Former Front Porch chef takes his cooking on the road with food truck

Shirley’s boy, Ken Huddleson, knew he had to get his priorities in order.

In the process, he’s had to leave his comfort zone.

After being the head chef at The Front Porch in Powell for several years, Huddleson left to take over the kitchen at The Main Event in Knoxville. Last winter, he came to the conclusion that running a kitchen anywhere isn’t conducive to the family life he envisioned.

“I want to be involved with my kids,” Huddleson said of his 10-year-old son and daughter, 13. “Being a kitchen manager just won’t let that happen.”

So, instead, Huddleson became his own boss. He took his recipes — especially the chicken ‘n dumplings — that were favorites at The Front Porch and opened his own food truck: Shirley’s Boy Country Cooking.

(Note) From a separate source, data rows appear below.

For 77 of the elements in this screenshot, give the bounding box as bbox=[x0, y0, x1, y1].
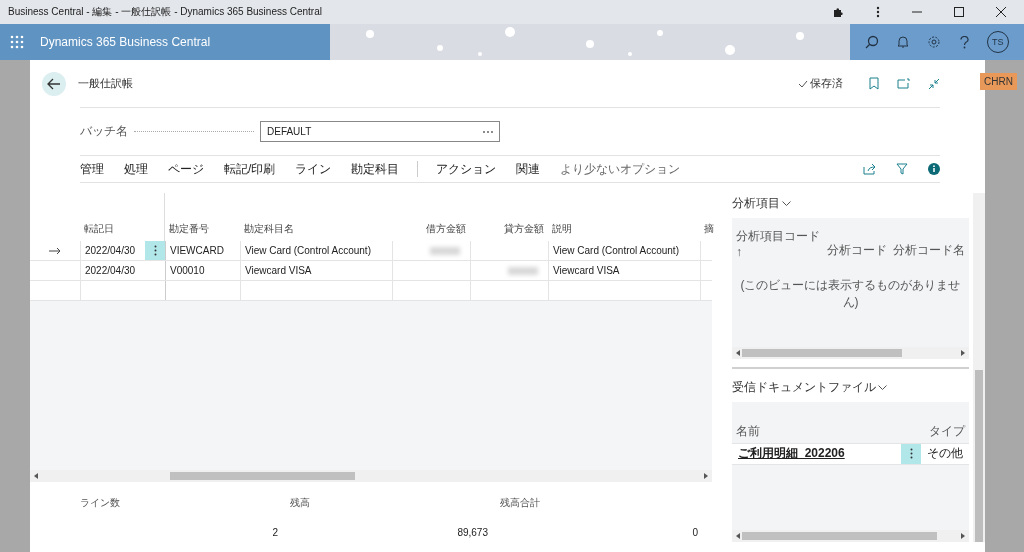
action-menu-item[interactable]: アクション bbox=[436, 160, 497, 178]
share-icon[interactable] bbox=[863, 163, 876, 175]
column-header[interactable]: 転記日 bbox=[80, 222, 145, 241]
table-cell: V00010 bbox=[165, 261, 240, 280]
column-header[interactable]: 名前 bbox=[736, 422, 760, 440]
column-header[interactable]: 分析コード名 bbox=[893, 242, 965, 259]
page-title: 一般仕訳帳 bbox=[78, 76, 133, 91]
info-icon[interactable] bbox=[928, 163, 940, 175]
company-badge: CHRN bbox=[980, 73, 1017, 90]
action-menu-item[interactable]: 関連 bbox=[516, 160, 541, 178]
filter-icon[interactable] bbox=[896, 163, 908, 175]
summary-label: ライン数 bbox=[80, 496, 121, 510]
column-header[interactable]: 貸方金額 bbox=[470, 222, 548, 241]
chevron-down-icon[interactable] bbox=[878, 384, 887, 390]
more-vertical-icon bbox=[909, 448, 913, 459]
column-header[interactable]: 勘定番号 bbox=[165, 222, 240, 241]
action-menu-item[interactable]: ライン bbox=[295, 160, 332, 178]
maximize-icon[interactable] bbox=[954, 7, 964, 17]
summary-value: 2 bbox=[272, 527, 278, 538]
saved-status: 保存済 bbox=[810, 76, 843, 91]
column-header[interactable]: 借方金額 bbox=[392, 222, 470, 241]
close-icon[interactable] bbox=[996, 7, 1006, 17]
bookmark-icon[interactable] bbox=[869, 77, 879, 90]
column-header[interactable]: 分析項目コード↑ bbox=[736, 228, 820, 259]
checkmark-icon bbox=[798, 79, 808, 88]
app-launcher-icon[interactable] bbox=[10, 35, 24, 49]
table-cell: View Card (Control Account) bbox=[240, 241, 392, 260]
summary-value: 0 bbox=[692, 527, 698, 538]
horizontal-scrollbar[interactable] bbox=[30, 470, 712, 482]
table-cell: Viewcard VISA bbox=[548, 261, 700, 280]
document-link[interactable]: ご利用明細_202206 bbox=[732, 445, 901, 462]
scroll-right-icon[interactable] bbox=[961, 533, 965, 539]
scroll-right-icon[interactable] bbox=[961, 349, 965, 356]
arrow-left-icon bbox=[47, 77, 61, 90]
summary-value: 89,673 bbox=[457, 527, 488, 538]
scroll-left-icon[interactable] bbox=[736, 349, 740, 356]
fewer-options-link[interactable]: より少ないオプション bbox=[560, 160, 681, 178]
window-title: Business Central - 編集 - 一般仕訳帳 - Dynamics 365 Business Central bbox=[8, 5, 322, 19]
action-menu-item[interactable]: 処理 bbox=[124, 160, 148, 178]
batch-name-field[interactable]: DEFAULT bbox=[260, 121, 500, 142]
vertical-scrollbar[interactable] bbox=[973, 193, 985, 542]
horizontal-scrollbar[interactable] bbox=[732, 530, 969, 542]
action-menu-item[interactable]: ページ bbox=[168, 160, 204, 178]
column-header[interactable]: 説明 bbox=[548, 222, 700, 241]
scroll-right-icon[interactable] bbox=[704, 473, 708, 479]
empty-message: (このビューには表示するものがありません) bbox=[739, 277, 962, 311]
back-button[interactable] bbox=[42, 71, 66, 96]
factbox-title[interactable]: 受信ドキュメントファイル bbox=[732, 378, 876, 396]
settings-icon[interactable] bbox=[927, 35, 942, 49]
summary-label: 残高合計 bbox=[500, 496, 541, 510]
column-header[interactable]: タイプ bbox=[929, 422, 965, 440]
column-header[interactable]: 分析コード bbox=[826, 242, 887, 259]
help-icon[interactable] bbox=[959, 35, 969, 49]
summary-label: 残高 bbox=[290, 496, 311, 510]
more-icon[interactable] bbox=[876, 6, 880, 18]
open-in-new-window-icon[interactable] bbox=[897, 78, 910, 89]
action-menu-item[interactable]: 管理 bbox=[80, 160, 104, 178]
table-cell: 2022/04/30 bbox=[80, 261, 145, 280]
field-label: バッチ名 bbox=[80, 123, 128, 140]
table-cell: Viewcard VISA bbox=[240, 261, 392, 280]
scroll-left-icon[interactable] bbox=[34, 473, 38, 479]
scroll-left-icon[interactable] bbox=[736, 533, 740, 539]
bell-icon[interactable] bbox=[897, 35, 910, 49]
chevron-down-icon[interactable] bbox=[782, 201, 791, 206]
table-cell: View Card (Control Account) bbox=[548, 241, 700, 260]
action-menu-item[interactable]: 転記/印刷 bbox=[224, 160, 276, 178]
table-cell: VIEWCARD bbox=[165, 241, 240, 260]
column-header[interactable]: 勘定科目名 bbox=[240, 222, 392, 241]
collapse-icon[interactable] bbox=[928, 77, 940, 90]
action-menu-item[interactable]: 勘定科目 bbox=[351, 160, 400, 178]
search-icon[interactable] bbox=[865, 35, 880, 49]
puzzle-icon[interactable] bbox=[832, 6, 844, 18]
table-cell-text: その他 bbox=[926, 445, 964, 462]
column-header[interactable]: 摘 bbox=[700, 222, 730, 241]
horizontal-scrollbar[interactable] bbox=[732, 346, 969, 359]
factbox-title[interactable]: 分析項目 bbox=[732, 195, 780, 212]
more-vertical-icon bbox=[153, 245, 157, 256]
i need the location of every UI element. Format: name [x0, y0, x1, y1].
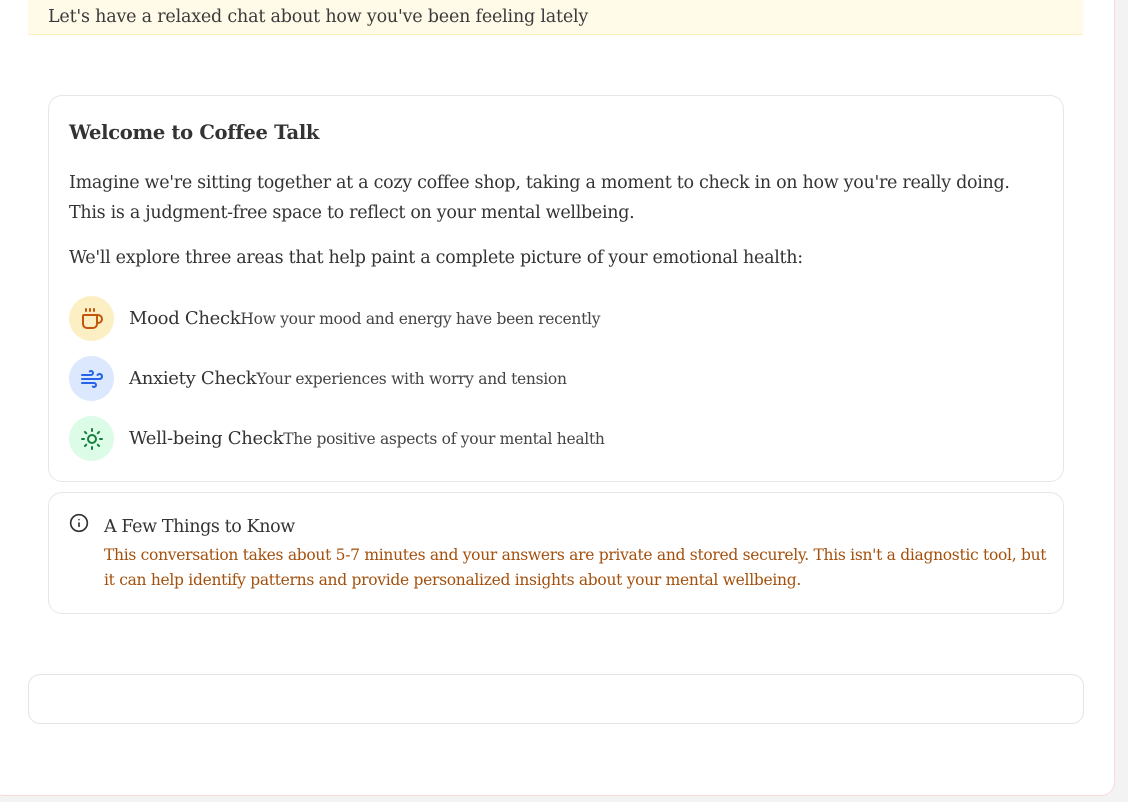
wind-icon [69, 356, 114, 401]
area-description: Your experiences with worry and tension [256, 369, 567, 388]
area-name: Well-being Check [129, 428, 284, 449]
welcome-title: Welcome to Coffee Talk [69, 121, 320, 144]
info-title: A Few Things to Know [104, 517, 295, 537]
info-card: A Few Things to Know This conversation t… [48, 492, 1064, 614]
welcome-card: Welcome to Coffee Talk Imagine we're sit… [48, 95, 1064, 482]
coffee-cup-icon [69, 296, 114, 341]
chat-input-area[interactable] [28, 674, 1084, 724]
area-name: Anxiety Check [129, 368, 257, 389]
area-name: Mood Check [129, 308, 241, 329]
info-icon [69, 513, 89, 537]
sun-icon [69, 416, 114, 461]
area-wellbeing-check: Well-being Check The positive aspects of … [69, 416, 605, 461]
subtitle-banner: Let's have a relaxed chat about how you'… [28, 0, 1083, 35]
area-description: How your mood and energy have been recen… [240, 309, 601, 328]
info-text: This conversation takes about 5-7 minute… [104, 546, 1047, 589]
area-description: The positive aspects of your mental heal… [283, 429, 605, 448]
area-anxiety-check: Anxiety Check Your experiences with worry… [69, 356, 567, 401]
welcome-intro: Imagine we're sitting together at a cozy… [69, 173, 1010, 223]
areas-intro: We'll explore three areas that help pain… [69, 248, 803, 268]
area-mood-check: Mood Check How your mood and energy have … [69, 296, 600, 341]
banner-text: Let's have a relaxed chat about how you'… [48, 7, 589, 27]
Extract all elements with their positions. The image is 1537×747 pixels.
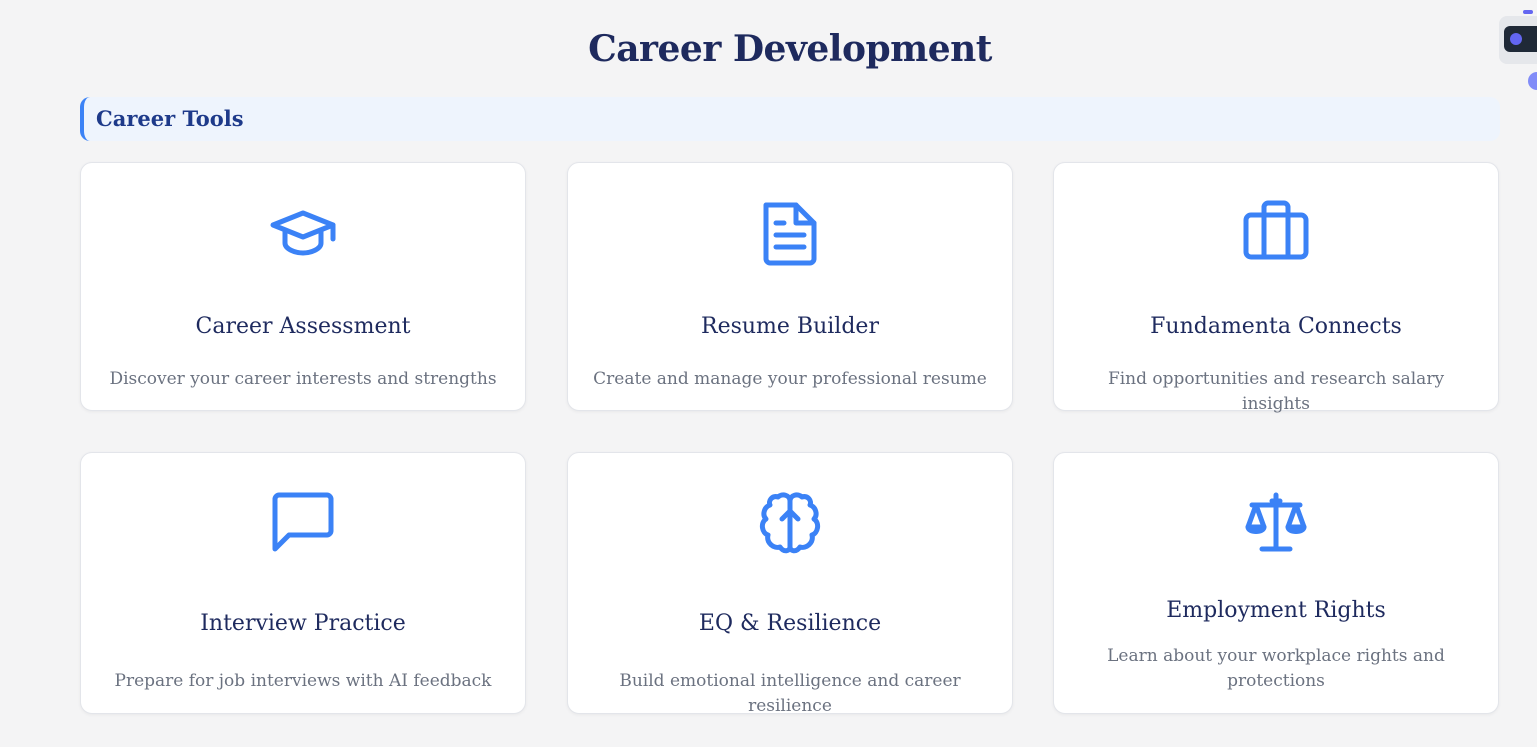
briefcase-icon bbox=[1242, 199, 1310, 267]
scales-icon bbox=[1242, 489, 1310, 557]
card-employment-rights[interactable]: Employment Rights Learn about your workp… bbox=[1053, 452, 1499, 714]
assistant-toggle[interactable] bbox=[1499, 16, 1537, 64]
card-description: Discover your career interests and stren… bbox=[109, 369, 497, 389]
card-description: Learn about your workplace rights and pr… bbox=[1107, 646, 1445, 691]
card-career-assessment[interactable]: Career Assessment Discover your career i… bbox=[80, 162, 526, 411]
career-development-page: Career Development Career Tools Career A… bbox=[0, 0, 1537, 747]
toggle-pill bbox=[1504, 26, 1537, 52]
card-title: Fundamenta Connects bbox=[1150, 314, 1402, 339]
card-title: EQ & Resilience bbox=[698, 611, 882, 636]
section-title: Career Tools bbox=[96, 106, 244, 131]
card-description: Find opportunities and research salary i… bbox=[1107, 369, 1445, 414]
card-eq-resilience[interactable]: EQ & Resilience Build emotional intellig… bbox=[567, 452, 1013, 716]
card-fundamenta-connects[interactable]: Fundamenta Connects Find opportunities a… bbox=[1053, 162, 1499, 414]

Chef answers to a tough boss   

Ken Huddleson, who made a name for himself as a chef at The Front Porch in Powell, knows his way around the kitchen.

The name of the trailer, which looks more like a tiny house than a food truck, is in honor of Huddleson’s mother, who first brought him into the kitchen.

“My mother passed away when I was 10,” Huddleson said. “She first got me into the kitchen, then my stepmom helped me develop the passion for cooking.”

Huddleson said when he was 5 his father would bring him to the machine shop where he worked.

“At lunch time, the ol’ ‘roach coach’ would pull up and serve food for the workers,” he said. “Ever since then, I had always wanted to have a food truck.”

Once Huddleson took the plunge, he also took on the responsibility of working for a tough boss: himself.

One of Ken Huddleson's favorite sandwiches to prepare is the "239," a slow braised Italian beef sandwich with a provolone cheese sauce that was named after his childhood address.

“I don’t feel contained,” he said. “If something needs to get done, it’s up to me. Food prep. Cleaning up. The ball is in my court. It’s my job to make the ball roll.”

It’s also Huddleson’s job to make sure he’s got a venue to sell his food. That means contacting people in charge of festivals and events to secure a spot, which isn’t really in his personality.

Huddleson’s signature dish   

It’s not the human contact that is unnatural for Huddleson. In fact, he thrives on the response he gets from his customers.

“I try to put my twist on everything I make,” Huddleson said. “I like it when I can hand the food to someone and they’ll say, ‘Wow, this is ridiculously stupid good!’”

Customers Ashley Godsey, left, and Jennifer McGhee enjoy their time at the food truck.

That’s been the response he has gotten from his signature item, chicken ‘n dumplings. His wife, Brittany, has taken time planning three weeks’ worth of food selections, so each day will have new items. However, the ever-popular chicken ‘n dumplings will almost always be available.

“It’s made from scratch with pure love,” said Huddleson, not giving away any secrets.

“I’ve made it 500 times. I’d like to get to a point where I could sell it fresh in a retail situation.”

Of course, there are some strange combinations that Huddleson has found will work together. Put Mandarin orange slices with Cayenne pepper and sugar together, shake and put on top of a salad.

“Trust me, it’s good,” Huddleson said.

Ken Huddleson has a new domain, Shirley's Boy Country Cooking food truck.

Huddleson said he plans to be at the Powell Food Truck for breakfast (lemon-blueberry French toast and biscuits and gravy are specialties) a few days a week, while firming up the rest of his calendar around his son’s travel football trips (where he can set up his tiny house and sell food at games).

“I’ve worked full-time, putting money in someone else’s pocket, since I was 14,” Huddleson said. “I like the fact that I don’t have to punch a time clock now.”